Australia | Aug 09 2019
Brokers suspect several targets set by Suncorp in recent years will not be met and FY20 will be a transition year.
-Subdued economic conditions putting new business under pressure
-Focus appears to be on margin over growth
-Capital return and share consolidation take the spotlight in the near term
By Eva Brocklehurst
General insurer and regional bank Suncorp ((SUN)) faces a tough outlook in FY20, suffering the impact of lower bond yields and elevated costs. Brokers suspect several targets set by the company will not be met.
Suncorp will seek to remediate the soft volume trends by reinvesting in its business but this will have some consequences for profit, Ord Minnett asserts. On this topic, the acting CEO was careful not to commit to any of the prior long-term guidance targets other than indicating these were aspirations.
The broker describes FY20 as an investment year with the company reinvigorating its business. This is likely to put pressure on general insurance margins and increase the cost base in the bank segment.
Credit Suisse suspects, having previously lowered expectations around hazard claims and reinsurance, the acting CEO is now lowering expectations around costs. This positions Suncorp for a recovery in FY21 and FY22. Economic conditions are putting the business under pressure, Macquarie observes, leading to fewer new business opportunities, stemming from lower housing growth, reduced turnover and a slowing in new car sales.
While there are difficulties with the bank division and Citi forecasts flat earnings, some pick up in system growth is expected following the two reductions to official cash rates. Pressure on net interest margins is likely to continue although, as a regional bank, Suncorp has a lower proportion of at-call deposits earning less than the cash rate and a recent keenly-priced wholesale funding deal should help.
Overall, general insurance conditions appear broadly favourable to Citi, with claims inflation in line with, or above, rate increases and commercial line margins finally at a level where the company is looking to consolidate.
Also, the broker contends, if bond yields stay low, or are further reduced, this makes Suncorp's dividend yield look more attractive and, with a strong balance sheet, there is potential for further capital initiatives as the business continues to rationalise its footprint.

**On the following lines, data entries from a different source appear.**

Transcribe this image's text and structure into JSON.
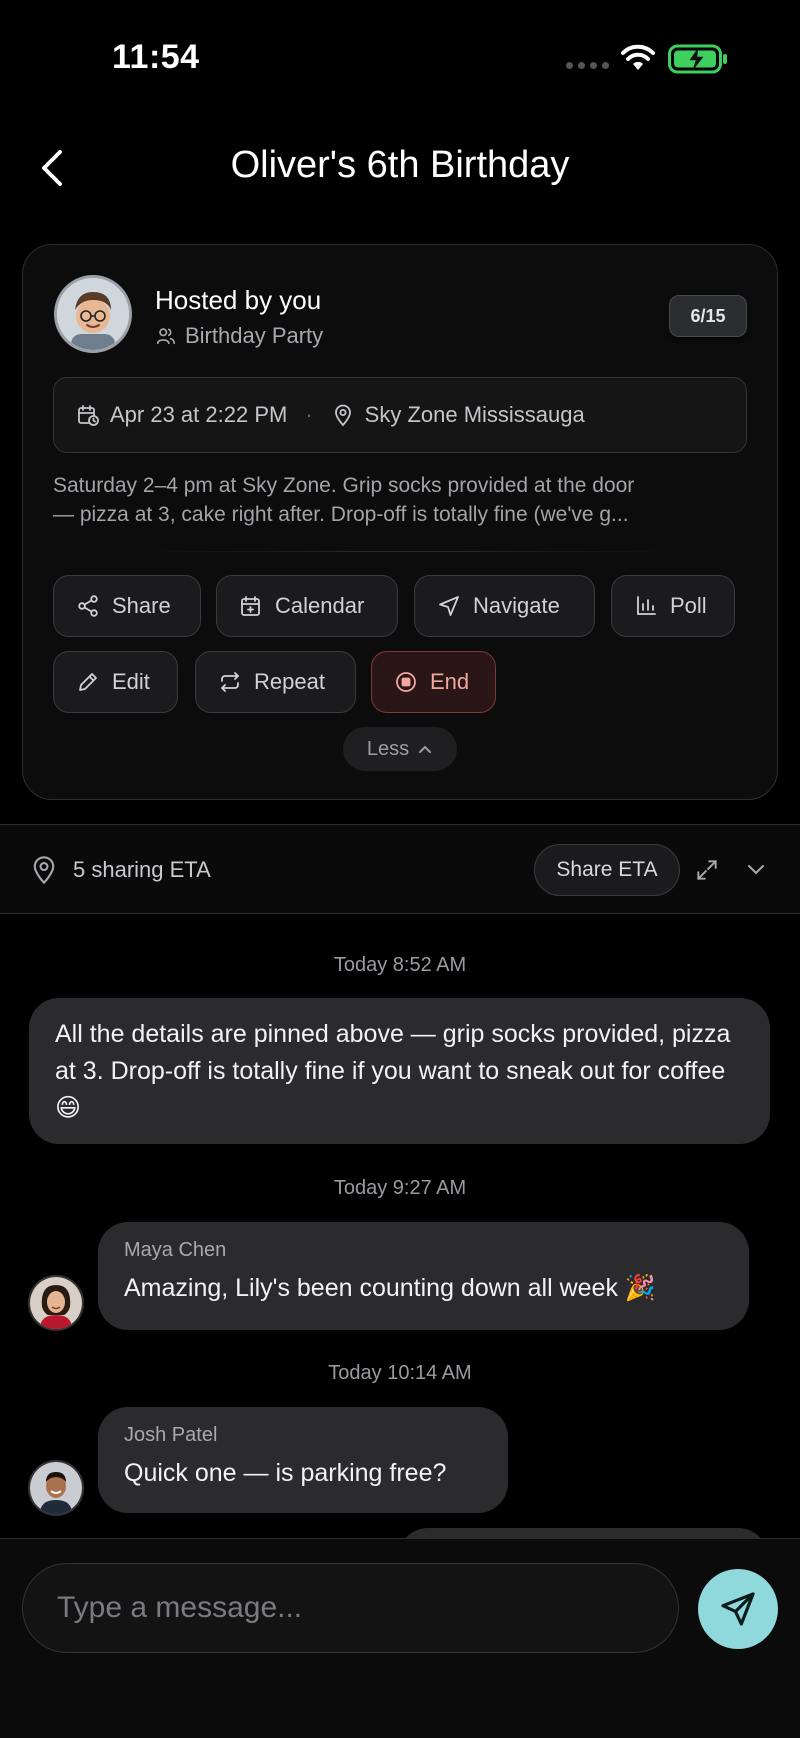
{
  "status": {
    "time": "11:54"
  },
  "header": {
    "title": "Oliver's 6th Birthday"
  },
  "event": {
    "host_label": "Hosted by you",
    "type_label": "Birthday Party",
    "count": "6/15",
    "date": "Apr 23 at 2:22 PM",
    "separator": "·",
    "location": "Sky Zone Mississauga",
    "description_line1": "Saturday 2–4 pm at Sky Zone. Grip socks provided at the door",
    "description_line2": "— pizza at 3, cake right after. Drop-off is totally fine (we've g...",
    "actions": {
      "share": "Share",
      "calendar": "Calendar",
      "navigate": "Navigate",
      "poll": "Poll",
      "edit": "Edit",
      "repeat": "Repeat",
      "end": "End"
    },
    "less": "Less"
  },
  "eta": {
    "text": "5 sharing ETA",
    "button": "Share ETA"
  },
  "messages": [
    {
      "timestamp": "Today 8:52 AM",
      "sender": "",
      "text": "All the details are pinned above — grip socks provided, pizza at 3. Drop-off is totally fine if you want to sneak out for coffee 😄"
    },
    {
      "timestamp": "Today 9:27 AM",
      "sender": "Maya Chen",
      "text": "Amazing, Lily's been counting down all week 🎉"
    },
    {
      "timestamp": "Today 10:14 AM",
      "sender": "Josh Patel",
      "text": "Quick one — is parking free?"
    }
  ],
  "composer": {
    "placeholder": "Type a message..."
  },
  "colors": {
    "accent": "#8fd8dc",
    "end": "#f1a7a0",
    "battery": "#3ecf5e"
  }
}
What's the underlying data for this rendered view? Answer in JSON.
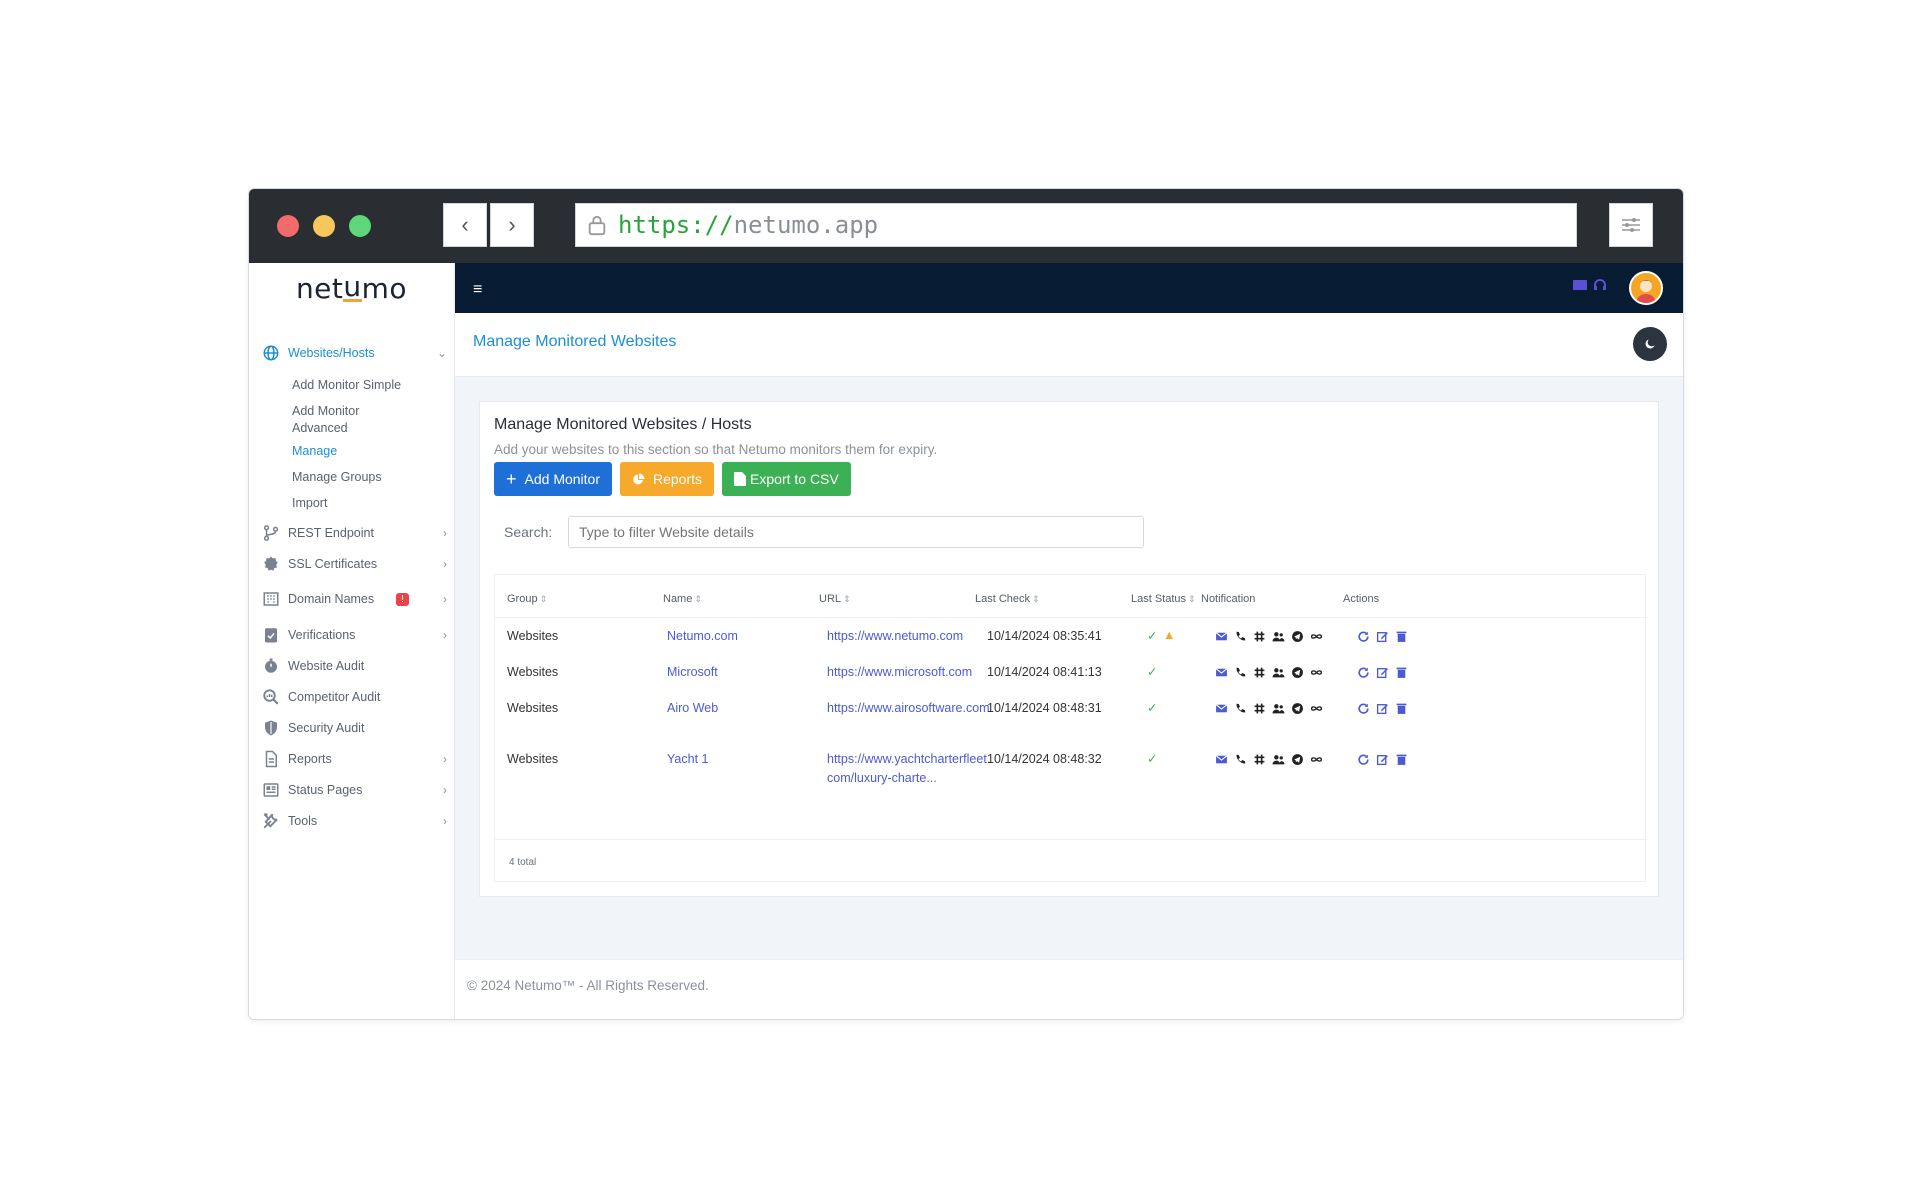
{
  "browser": {
    "url_scheme": "https://",
    "url_host": "netumo.app"
  },
  "brand": {
    "logo_pre": "net",
    "logo_u": "u",
    "logo_post": "mo"
  },
  "sidebar": {
    "section": "Websites/Hosts",
    "sub_items": [
      "Add Monitor Simple",
      "Add Monitor Advanced",
      "Manage",
      "Manage Groups",
      "Import"
    ],
    "items": [
      {
        "label": "REST Endpoint"
      },
      {
        "label": "SSL Certificates"
      },
      {
        "label": "Domain Names",
        "badge": "!"
      },
      {
        "label": "Verifications"
      },
      {
        "label": "Website Audit"
      },
      {
        "label": "Competitor Audit"
      },
      {
        "label": "Security Audit"
      },
      {
        "label": "Reports"
      },
      {
        "label": "Status Pages"
      },
      {
        "label": "Tools"
      }
    ]
  },
  "page": {
    "title": "Manage Monitored Websites"
  },
  "card": {
    "title": "Manage Monitored Websites / Hosts",
    "subtitle": "Add your websites to this section so that Netumo monitors them for expiry.",
    "add_label": "Add Monitor",
    "reports_label": "Reports",
    "export_label": "Export to CSV",
    "search_label": "Search:",
    "search_placeholder": "Type to filter Website details"
  },
  "table": {
    "headers": [
      "Group",
      "Name",
      "URL",
      "Last Check",
      "Last Status",
      "Notification",
      "Actions"
    ],
    "rows": [
      {
        "group": "Websites",
        "name": "Netumo.com",
        "url": "https://www.netumo.com",
        "last_check": "10/14/2024 08:35:41",
        "warn": true
      },
      {
        "group": "Websites",
        "name": "Microsoft",
        "url": "https://www.microsoft.com",
        "last_check": "10/14/2024 08:41:13",
        "warn": false
      },
      {
        "group": "Websites",
        "name": "Airo Web",
        "url": "https://www.airosoftware.com",
        "last_check": "10/14/2024 08:48:31",
        "warn": false
      },
      {
        "group": "Websites",
        "name": "Yacht 1",
        "url": "https://www.yachtcharterfleet.com/luxury-charte...",
        "last_check": "10/14/2024 08:48:32",
        "warn": false
      }
    ],
    "total": "4 total"
  },
  "footer": {
    "text": "© 2024 Netumo™ - All Rights Reserved."
  },
  "colors": {
    "accent": "#1b8fd6",
    "topbar": "#071c33",
    "link": "#4b5ad6",
    "success": "#3cb054",
    "warning": "#f7a92b"
  }
}
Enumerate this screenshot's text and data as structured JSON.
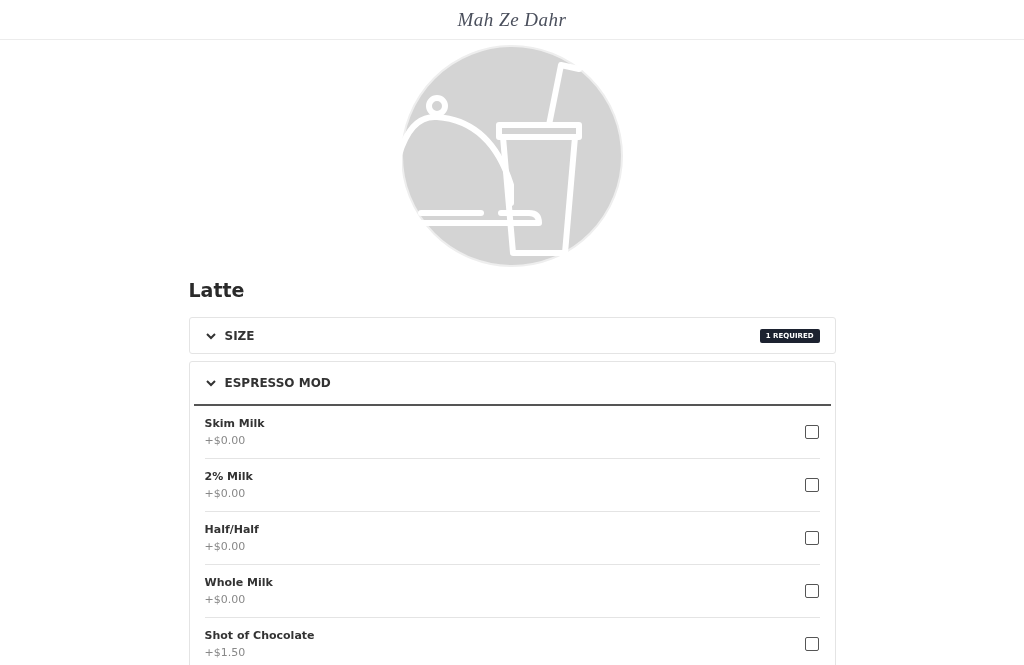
{
  "header": {
    "logo": "Mah Ze Dahr"
  },
  "item": {
    "title": "Latte"
  },
  "sections": [
    {
      "title": "SIZE",
      "badge": "1 REQUIRED",
      "expanded": false
    },
    {
      "title": "ESPRESSO MOD",
      "expanded": true,
      "options": [
        {
          "name": "Skim Milk",
          "price": "+$0.00",
          "checked": false
        },
        {
          "name": "2% Milk",
          "price": "+$0.00",
          "checked": false
        },
        {
          "name": "Half/Half",
          "price": "+$0.00",
          "checked": false
        },
        {
          "name": "Whole Milk",
          "price": "+$0.00",
          "checked": false
        },
        {
          "name": "Shot of Chocolate",
          "price": "+$1.50",
          "checked": false
        }
      ]
    }
  ]
}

No top-line guidance was provided and, therefore, Morgan Stanley asserts the focus is on margin over growth, while the potential for elevated reserve releases somewhat lessens the headwinds.
The company missed most of the targets set at the start of FY19 such as 3-5% growth, a 10% cash return on equity, a 12% underlying insurance margin and bank cost-to-income ratio of less than 50%. UBS believes return on equity and margin targets are clearly out of reach for FY20, although there is scope to achieve these in FY21 amid falling costs and increases in commercial rates.
Importantly, Macquarie notes the business improvement program targets have been retained, if not increased in dollar terms for FY20. The company has upgraded its net benefit target to $380m in FY20, although Citi points out this includes $12m in savings from the removal of stranded costs from the divested life business.
Citi welcomes the renewed focus on core businesses, envisaging the strong balance sheet offers flexibility over and above the pending capital reduction. In time, Suncorp should overcome difficulties with growth although the broker suggests this will be contingent on who is eventually appointed as CEO.
Suncorp announced a $506m capital return will be accompanied by share consolidation on a 0.971 ratio. Macquarie expects this will be the focus for investors in the near term and the stock could trade well, while the appointment of a new CEO later in 2020 should provide the next major catalyst and pin down the company's future strategy.